Et c’est quand tout parle de la suprématie de l’âme, non seulement sur le corps qu’elle anime, mais sur le monde entier, que l’on cherche à ressusciter ces doctrines désolantes qui résolvent l’âme dans les organes, font de la pensée une sécrétion, de la conscience une sympathie, et du monde moral un fantôme ! Je ne demanderai point aux nouveaux apôtres du matérialisme ce qu’ils ont trouvé sous leur scalpel, d’où ils aient pu croire qu’ils étaient sur la trace de l’âme. Je ne leur demanderai point s’ils la placent sur la glande pinéale ou sur le pont de Varole, ni de m’expliquer, dans leur système, les mots de sympathie et d’irritabilité qu’ils ont toujours à la bouche. Ils auraient trop d’abîmes à franchir dès les premiers degrés d’une théorie qu’ils nous présentent comme si simple et si claire. Mais je leur dirai : Je sens ma pensée, mon intelligence, ma volonté libre, ma conscience incorruptible, toutes ces choses que vous n’avez jamais vues ni touchées, je les sens aussi vivement, aussi distinctement que vous voyez ces lambeaux infects où vous croyez tenir tout l’homme. Je sens le devoir, je sens la liberté, je sens la responsabilité, je sens le monde moral, auquel ces facultés me lient, comme vous sentez le monde physique qui vous entoure et les animaux terrestres auxquels vous aimez tant à vous comparer. Et quand je vous entends parler de nerfs et d’irritabilité, de sécrétions et de sympathie, de fonctions cérébrales et de vitalité, si je me sens ébranlé dans les croyances qui font ma vie, je n’ai qu’à rentrer en moi-même, qu’à écouter ma conscience, et tous mes doutes disparaissent, et tous vos raisonnements s’évanouissent en fumée. Après vous avoir entendus, peut-être sans pouvoir vous répondre, je m’écrierai encore, par un mouvement irrésistible : Et pourtant j’ai une âme, et cette âme est d’un prix infini !
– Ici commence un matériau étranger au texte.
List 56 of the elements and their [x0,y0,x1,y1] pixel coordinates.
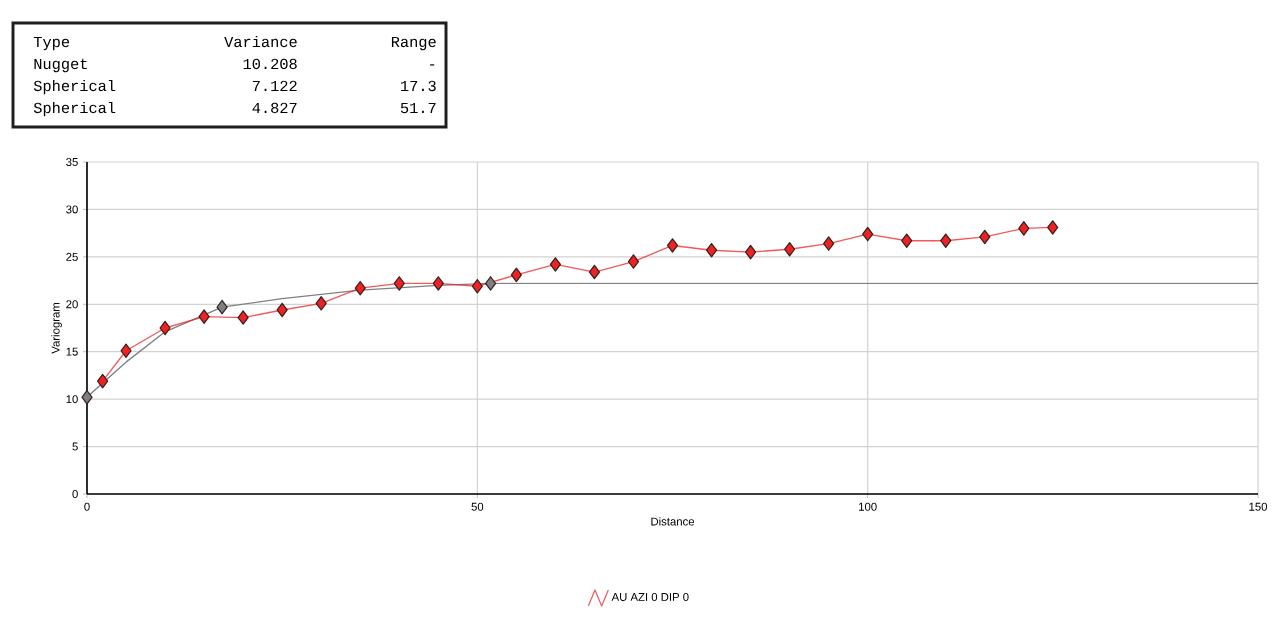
point [97,373,109,389]
point [471,279,483,294]
point [237,310,249,325]
text: - [430,64,435,66]
point [354,280,366,296]
point [901,233,913,248]
text: Range [391,36,436,51]
y-tick-label: 15 [66,347,78,356]
text: 7.122 [252,80,297,91]
point [979,229,991,245]
text: Spherical [33,79,116,95]
text: Nugget [34,58,87,73]
point [549,257,562,272]
point [198,309,210,324]
point [1018,221,1030,236]
point [588,264,601,280]
x-tick-label: 100 [859,502,877,511]
text: 51.7 [400,102,436,114]
point [432,276,444,291]
point [159,320,171,336]
text: Spherical [33,101,116,117]
text: 4.827 [252,102,297,114]
x-tick-label: 0 [84,502,90,511]
y-axis-title: Variogram [51,303,62,354]
text: 17.3 [401,80,436,92]
point [744,244,757,260]
point [276,302,288,318]
y-tick-label: 0 [72,490,78,499]
legend-label: AU AZI 0 DIP 0 [611,592,689,601]
text: Variance [224,35,297,48]
point [216,299,228,315]
x-tick-label: 150 [1249,502,1268,511]
text: 10.208 [243,58,297,70]
point [1047,220,1059,235]
point [510,267,522,283]
point [823,236,835,251]
y-tick-label: 20 [66,300,78,309]
point [862,226,874,242]
point [120,343,132,359]
y-tick-label: 35 [66,157,78,166]
point [666,238,679,253]
point [705,242,718,258]
point [940,233,952,248]
x-tick-label: 50 [471,502,484,511]
point [393,276,405,291]
y-tick-label: 30 [66,205,78,214]
y-tick-label: 5 [72,442,78,451]
y-tick-label: 25 [66,252,78,261]
point [315,296,327,311]
x-axis-title: Distance [651,517,695,526]
point [485,276,497,291]
y-tick-label: 10 [66,395,78,404]
point [784,242,796,257]
point [627,254,640,269]
point [81,389,93,405]
text: Type [33,36,70,51]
Oui, elle est d’un prix infini ! Voilà ce qu’il faut bien se dire ; voilà ce qu’il faut bien sentir ; voilà ce qu’il faut bien croire ; voilà la pensée qui, toujours présente, peut et doit élever l’homme au niveau de sa destination. Quel trésor immense chaque homme possède dans son propre sein ! Il posséderait beaucoup moins, quand il posséderait le monde. Et pourtant chaque jour il l’expose, il le compromet, il le dégrade, il le sacrifie, pour une vile portion de ce monde, dont la totalité vaut infiniment moins que lui. Quels soins mieux employés, quels efforts plus fructueux que ceux que l’homme consacre à orner son âme, à la purger de sa faiblesse et de ses vices ; à l’enrichir de facultés plus fortes, de sentiments plus généreux, de plus solides vertus ! Quand on jette les yeux sur la terre ; quand on contemple les merveilleuses beautés qui y brillent de toutes parts, et les richesses inépuisables qu’elle prodigue à ses enfants, quoi de plus doux que de se dire, en se repliant sur soi-même : Mon âme vaut mieux encore que cette brillante nature ! Quand on songe à l’immensité des mers et au volume énorme de cette terre, sur laquelle notre corps n’est qu’un grain de sable, qu’il est doux de pouvoir se dire : Mon âme vaut mieux encore ! Quand on lève les yeux vers ce ciel étoilé, champ sans limites où s’exercent la puissance et la sagesse du Créateur ; quand on y voit briller à la fois des millions de soleils, dont les yeux sont éblouis ; quand on les entoure par des milliers de mondes semblables au nôtre, qu’il est grand, qu’il est doux, qu’il est noble, qu’il est réjouissant de pouvoir se dire : Mon âme vaut mieux encore ! Et quand on se le dit, quand on le sent, tout est changé dans la vie ; tout prend une autre face, le bonheur et l’adversité, le plaisir et la peine, le calme et la tentation, l’innocence et la souillure, la mort et la vie. Une âme à sauver ! une âme faite à l’image de Dieu ! une âme pleine d’immortalité ! une âme qui vaut mieux que les cieux et que la terre ! Quand on sent bien ces choses, on est un homme nouveau.